They are forever now. It’s official. It’s for real. Two basketball lifers, two New Yorkers, two Knicks, two men who owned two different incarnations of Madison Square Garden. Richie Guerin. Bernard King. One from The Bronx. One from Brooklyn.

Both, forever, of Springfield, Mass., now.

“This is the pinnacle,” said King, whose election was revealed officially yesterday, though The Post reported it on Friday. “There’s nothing higher than the Hall of Fame. You don’t go anywhere beyond that.”

Guerin has known since February, since the All-Star Game, when the Veterans Committee selected him, but he was just as moved, just as delighted when the Class of 2013 was officially announced yesterday on the morning of the NCAA National Championship Game.
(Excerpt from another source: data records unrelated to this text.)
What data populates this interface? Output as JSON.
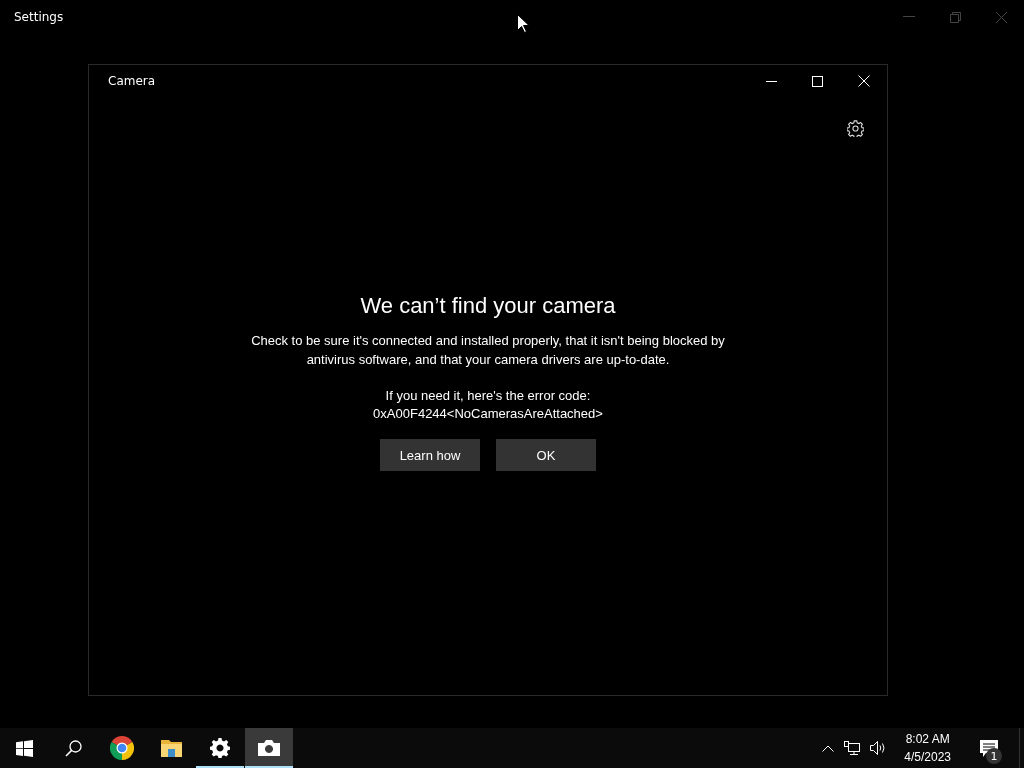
{
  "settings_window": {
    "title": "Settings"
  },
  "camera_window": {
    "title": "Camera",
    "dialog": {
      "heading": "We can’t find your camera",
      "message": "Check to be sure it's connected and installed properly, that it isn't being blocked by antivirus software, and that your camera drivers are up-to-date.",
      "error_intro": "If you need it, here's the error code:",
      "error_code": "0xA00F4244<NoCamerasAreAttached>",
      "buttons": [
        "Learn how",
        "OK"
      ]
    }
  },
  "taskbar": {
    "apps": [
      {
        "kind": "start",
        "running": false,
        "selected": false
      },
      {
        "kind": "search",
        "running": false,
        "selected": false
      },
      {
        "kind": "chrome",
        "running": false,
        "selected": false
      },
      {
        "kind": "folder",
        "running": false,
        "selected": false
      },
      {
        "kind": "settings",
        "running": true,
        "selected": false
      },
      {
        "kind": "camera",
        "running": true,
        "selected": true
      }
    ],
    "time": "8:02 AM",
    "date": "4/5/2023",
    "notification_count": "1"
  }
}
“It’s a very happy moment for me,” Guerin said. “It means an awful lot to me. It’s something I’ve looked forward to my whole life, basically. I didn’t know if this would happen. This is a moment I’ll never forget.”

In their own unique ways King and Guerin share a kinship with Knicks fans and with each other. The Knicks who have enjoyed the most prosperity are the glory bunch of 1969-73, and the near-miss heartbreakers of 1993-2000, and even the Joe Lapchick teams of the early ’50s, the teams that assembled both franchise championships and all eight trips to the NBA Finals.

Guerin and King were different. For almost all of their tenures with the Knicks, they were often the only reason for folks to make the trek to the Garden. For Guerin, his office was the old Garden on 50th Street and Eighth Avenue, the one with the famous marquee out front and the layers of smoke that all but blacked out the upper grandstands.

For King it was the present Garden, on top of Penn Station, a room he would often fill with roars whose ferocity rivaled the trains grumbling underground, and his own famous visage when it morphed into something a generation of Knicks fans knew as Bernard’s Game Face.